The second-seeded Spaniard was brilliant from the baseline and the net, and proved too steady against an out-of-sorts Murray, who shouted at himself and whacked his leg with his racket as his frustrations boiled over in the first two sets.
In the fourth set, Nadal again unsteadied the volatile Murray, giving himself a chance to avenge a string of stinging losses to Djokovic this year.
Nadal beat Djokovic in last year's final but the Serb, who advanced with a thrilling five-set win over Roger Federer on Saturday, has beaten the Spaniard in five finals this year, including Wimbledon, to replace him as world number one.
"This year I'm not having a lot of luck against him.
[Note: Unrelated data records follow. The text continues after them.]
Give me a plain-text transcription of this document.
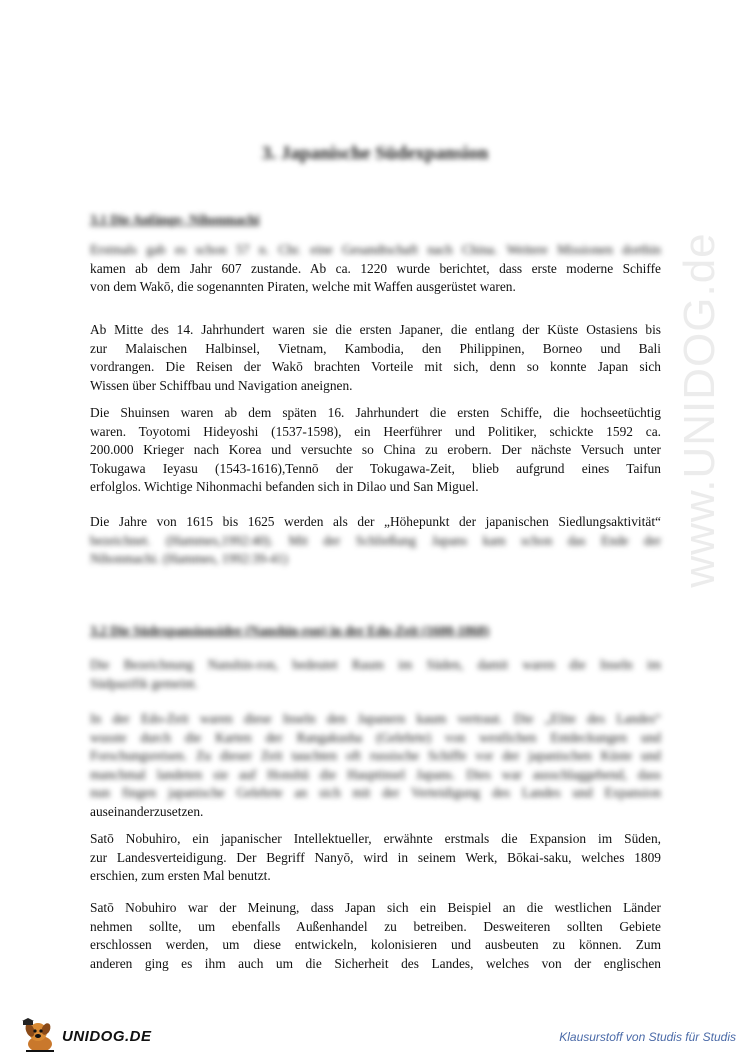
www.UNIDOG.de
3. Japanische Südexpansion
3.1 Die Anfänge- Nihonmachi
Erstmals gab es schon 57 n. Chr. eine Gesandtschaft nach China. Weitere Missionen dorthin
kamen ab dem Jahr 607 zustande. Ab ca. 1220 wurde berichtet, dass erste moderne Schiffe
von dem Wakō, die sogenannten Piraten, welche mit Waffen ausgerüstet waren.
Ab Mitte des 14. Jahrhundert waren sie die ersten Japaner, die entlang der Küste Ostasiens bis
zur Malaischen Halbinsel, Vietnam, Kambodia, den Philippinen, Borneo und Bali
vordrangen. Die Reisen der Wakō brachten Vorteile mit sich, denn so konnte Japan sich
Wissen über Schiffbau und Navigation aneignen.
Die Shuinsen waren ab dem späten 16. Jahrhundert die ersten Schiffe, die hochseetüchtig
waren. Toyotomi Hideyoshi (1537-1598), ein Heerführer und Politiker, schickte 1592 ca.
200.000 Krieger nach Korea und versuchte so China zu erobern. Der nächste Versuch unter
Tokugawa Ieyasu (1543-1616),Tennō der Tokugawa-Zeit, blieb aufgrund eines Taifun
erfolglos. Wichtige Nihonmachi befanden sich in Dilao und San Miguel.
Die Jahre von 1615 bis 1625 werden als der „Höhepunkt der japanischen Siedlungsaktivität“
bezeichnet. (Hammes,1992:40). Mit der Schließung Japans kam schon das Ende der
Nihonmachi. (Hammes, 1992:39-41)
3.2 Die Südexpansionsidee (Nanshin-ron) in der Edo-Zeit (1600-1868)
Die Bezeichnung Nanshin-ron, bedeutet Raum im Süden, damit waren die Inseln im
Südpazifik gemeint.
In der Edo-Zeit waren diese Inseln den Japanern kaum vertraut. Die „Elite des Landes“
wusste durch die Karten der Rangakusha (Gelehrte) von westlichen Entdeckungen und
Forschungsreisen. Zu dieser Zeit tauchten oft russische Schiffe vor der japanischen Küste und
manchmal landeten sie auf Honshū die Hauptinsel Japans. Dies war ausschlaggebend, dass
nun fingen japanische Gelehrte an sich mit der Verteidigung des Landes und Expansion
auseinanderzusetzen.
Satō Nobuhiro, ein japanischer Intellektueller, erwähnte erstmals die Expansion im Süden,
zur Landesverteidigung. Der Begriff Nanyō, wird in seinem Werk, Bōkai-saku, welches 1809
erschien, zum ersten Mal benutzt.
Satō Nobuhiro war der Meinung, dass Japan sich ein Beispiel an die westlichen Länder
nehmen sollte, um ebenfalls Außenhandel zu betreiben. Desweiteren sollten Gebiete
erschlossen werden, um diese entwickeln, kolonisieren und ausbeuten zu können. Zum
anderen ging es ihm auch um die Sicherheit des Landes, welches von der englischen
UNIDOG.DE	Klausurstoff von Studis für Studis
I have played him already in five finals and I lost all of them," 10-time Grand Slam winner Nadal told the Arthur Ashe Stadium crowd. "So hopefully, New York will help me this time."
Murray was out of step in the opening sets but flashed his great retrieving skills and athletic volleying to keep himself in the match. By the end he was undone by a rash of unforced errors, peppering the net with routine shots.
The Scot, a three-time Grand Slam finalist who was hoping to end a 75-year drought for a British men's Grand Slam winner, cracked 44 winners, 13 more than Nadal, but his 55 unforced errors was more than twice his opponent's total.
The Spaniard looked set to take charge early in the match, grabbing 0-30 leads in Murray's first two service games, but the Scotsman fought him off, leaving his feet to put everything into his strokes to keep the first set on serve before wilting under Nadal's constant pressure in the seventh game.
Unforced errors crept into Murray's game and the Briton yelled at himself after one glaring mistake before sending a forehand long to lose his serve and fall behind 4-3.
Nadal served out to claim the set 6-4 and stepped up his attack in the next set, breaking the Briton twice to take a two set lead, with Murray banging himself with his racket for not cashing in on three break points along the way.
Murray tried another tact in the third set, changing pace more often and engaging the hard-working Spaniard in longer rallies before seizing opportunities to go on the offensive.
Nadal and Murray traded service breaks early in the third set before the Briton broke in the eighth game and held serve to hand the Spaniard his first lost set of the tournament.
After fighting off two break points, Murray finally yielded the critical service break in the fourth game when he sailed a forehand long to fall behind 3-1.
The fight seemed to seep out of Murray, who had a tough four-set match against American John Isner on Friday, and Nadal broke the Briton again in the eighth game to end the three-hour 24-minute match.
"I was maybe going for too many big shots at the beginning of the match," said Murray. "Then the third and fourth sets I started being more patient and I started picking the right moments to come forward."
Murray said he intended to pick his spots against Nadal but was perhaps affected by his match with Isner in an Open schedule compressed because of back-to-back washouts this week.
"It's tough, because when you played a long match the day before, you need to sort of get a balance right," said the 24-year-old Scotsman.
"Anyone playing Rafa, you're gonna play a lot of long rallies. So if you can get some opportunities to try and shorten the points, then it would be good to do that."
At the very end of the match, Murray said he felt his back get stiff given a lack of rest in between matches.
"Obviously with playing three best-of-five matches in three days you're going to feel things sort of stiff and sore," he said.
"It wasn't ideal. Everyone in my half of the draw would say it wasn't ideal. But you just got to deal with it, because that was the situation we were in."
In the boy's tournament, Britain's Oliver Golding won his way through to the final after beating compatriot George Morgan 6-0 7-6(2) in an all-British last-four clash.
He will play Czech top seed Jiri Vesely, who beat a third Briton Kyle Edmund 6-4 6-2 in the other semi.